Selene was distracted and didn’t answer for a minute. “Macy,” she said uncertainly.
“We’ll have to walk. Car’s dead.”
“What’s happening?”
I didn’t have any answers. I took her hand and started walking. We crossed the street, heading two blocks north, over to Macy’s. We knocked on the door, but nobody answered. No answer at Linda’s or Jennifer’s. Her boyfriend, Tom, answered when we came to his door, but he hadn’t seen her. He told us they’d fought two nights before and hadn’t talked since. She wouldn’t take his calls and had refused his attempts at messaging.
“If you hear from her, call us,” Selene said. Then, looking at the darkened houses around us and apparently remembering her unresponsive commNet, she must have felt stupid, and her face flushed. “Y
eah, I guess you can’t do that, can you?” She gave him a small, half-hearted laugh, and he closed the door, sullen.
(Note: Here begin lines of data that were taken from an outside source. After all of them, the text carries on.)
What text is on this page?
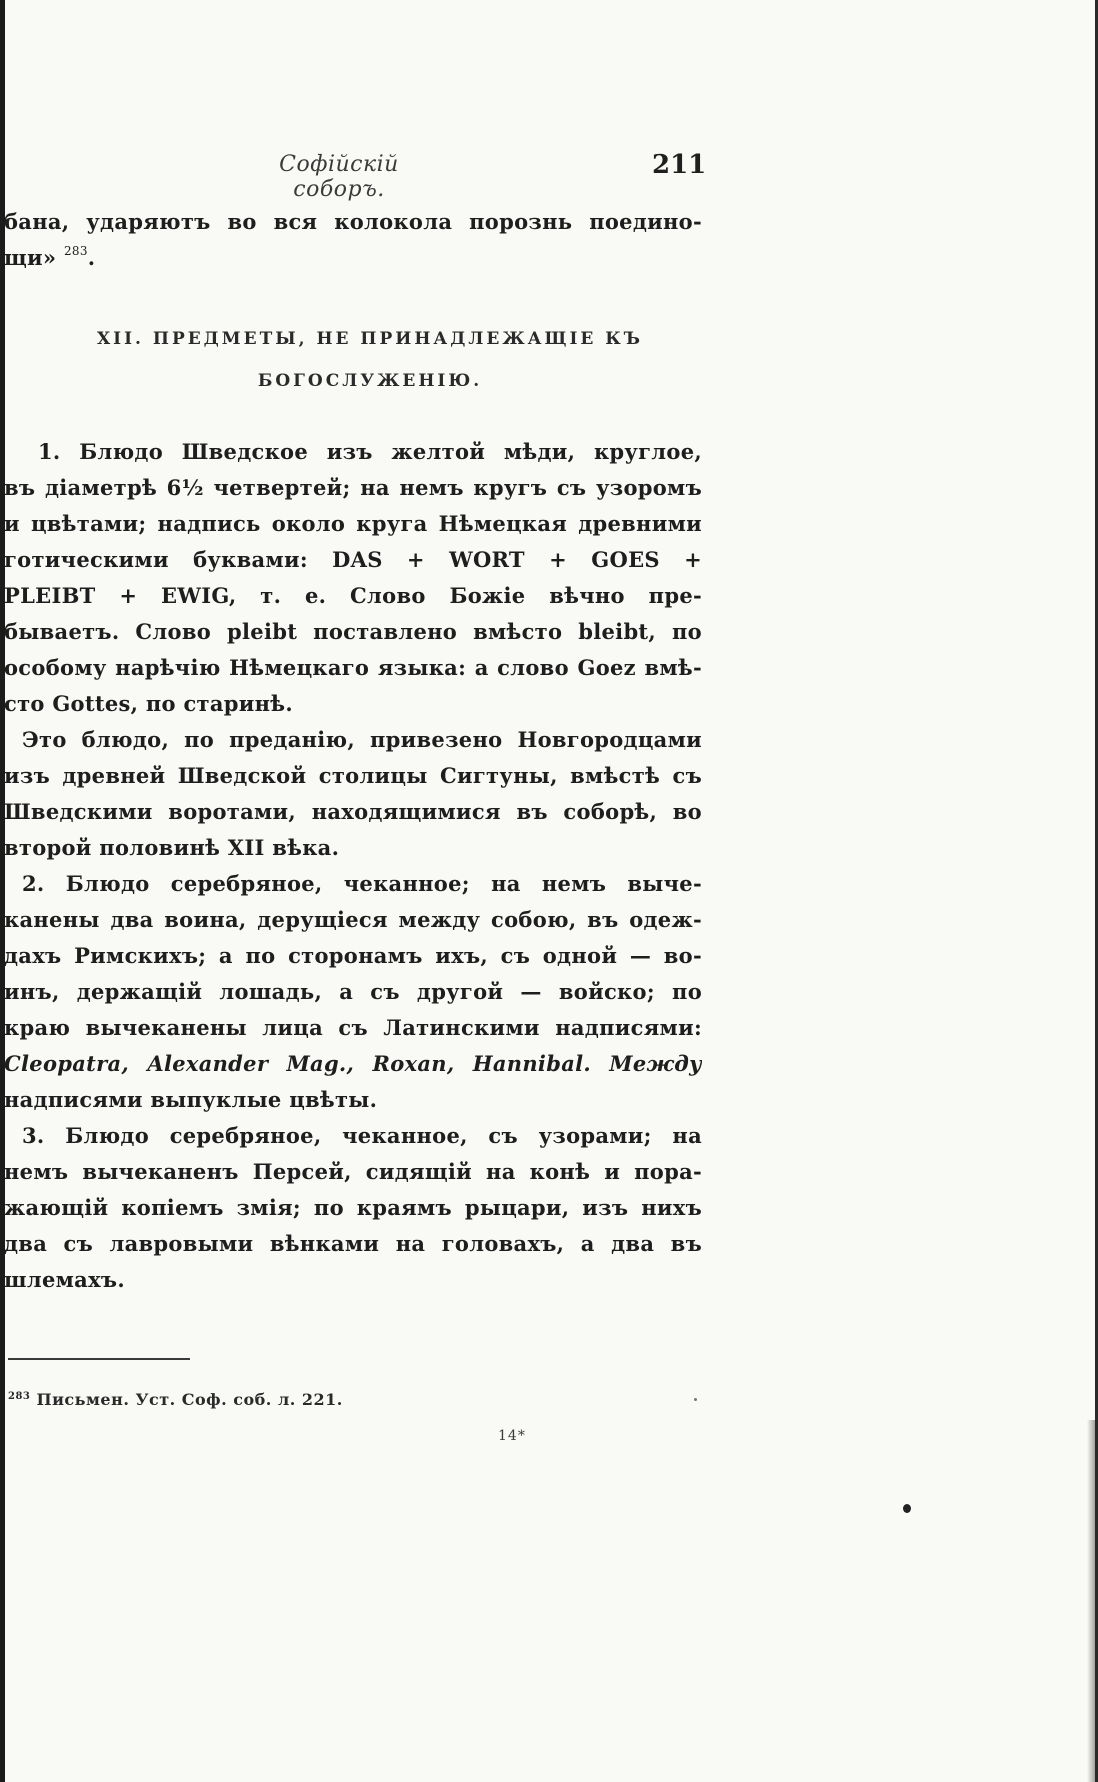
Софійскій соборъ.
211
бана, ударяютъ во вся колокола порознь поедино-
щи» $^{283}$.
XII. ПРЕДМЕТЫ, НЕ ПРИНАДЛЕЖАЩІЕ КЪ
БОГОСЛУЖЕНІЮ.
1. Блюдо Шведское изъ желтой мѣди, круглое,
въ діаметрѣ 6½ четвертей; на немъ кругъ съ узоромъ
и цвѣтами; надпись около круга Нѣмецкая древними
готическими буквами: DAS + WORT + GOES +
PLEIBT + EWIG, т. е. Слово Божіе вѣчно пре-
бываетъ. Слово pleibt поставлено вмѣсто bleibt, по
особому нарѣчію Нѣмецкаго языка: а слово Goez вмѣ-
сто Gottes, по старинѣ.
Это блюдо, по преданію, привезено Новгородцами
изъ древней Шведской столицы Сигтуны, вмѣстѣ съ
Шведскими воротами, находящимися въ соборѣ, во
второй половинѣ XII вѣка.
2. Блюдо серебряное, чеканное; на немъ выче-
канены два воина, дерущіеся между собою, въ одеж-
дахъ Римскихъ; а по сторонамъ ихъ, съ одной — во-
инъ, держащій лошадь, а съ другой — войско; по
краю вычеканены лица съ Латинскими надписями:
Cleopatra, Alexander Mag., Roxan, Hannibal. Между
надписями выпуклые цвѣты.
3. Блюдо серебряное, чеканное, съ узорами; на
немъ вычеканенъ Персей, сидящій на конѣ и пора-
жающій копіемъ змія; по краямъ рыцари, изъ нихъ
два съ лавровыми вѣнками на головахъ, а два въ
шлемахъ.
$^{283}$ Письмен. Уст. Соф. соб. л. 221.
14*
The absence of a working commNet was growing into a palpable void. We couldn’t raise Mesa and had no way of contacting her friends other than by foot, and that was getting us nowhere.
“Maybe you should go back home,” I said. “One of us should be there if she comes back. I can keep looking.”
We knew a couple other friends she hung out with, but they were all in the opposite direction. We would be passing our house anyway.
We were walking down Burbank, to get to White Oak and back home, when a clopping noise rushed up from behind us. A mounted police officer rode up beside us.
“There’s a curfew in effect now folks. We ask that you get inside immediately.” He’d used cop-speaking, saying “we” even though it was only him and his horse.
Selene and I were still a mile and a half away from our house on Kittridge, and I told him so.
“Get inside as soon as you can.”
“Please, we’re looking for our daughter,” Selene said. She stepped toward the horse, and it whinnied, taking a step back. She reached for the officer’s arm in a mother’s plea.
“Please step away, ma’am.”
She didn’t. She moved forward, crying and grasping. Her panic unraveled as she tried to make him understand the urgency of our plight. “Help us, please. You have to help us. Our daughter is missing!”
The horses of the mounted unit were used for crowd control and had been trained to deal with noise, like gunfire and shouting, as well as smoke and rowdy demonstrators, so they were used to people. But the Arabian was unsettled by whatever vibe Selene was giving off and was trying to get away from her, but she kept getting closer, aggravating it even more. Despite any kind of training, an animal always has a basic instinct that can never be overcome, and this horse sensed something in the air, something that had it spooked.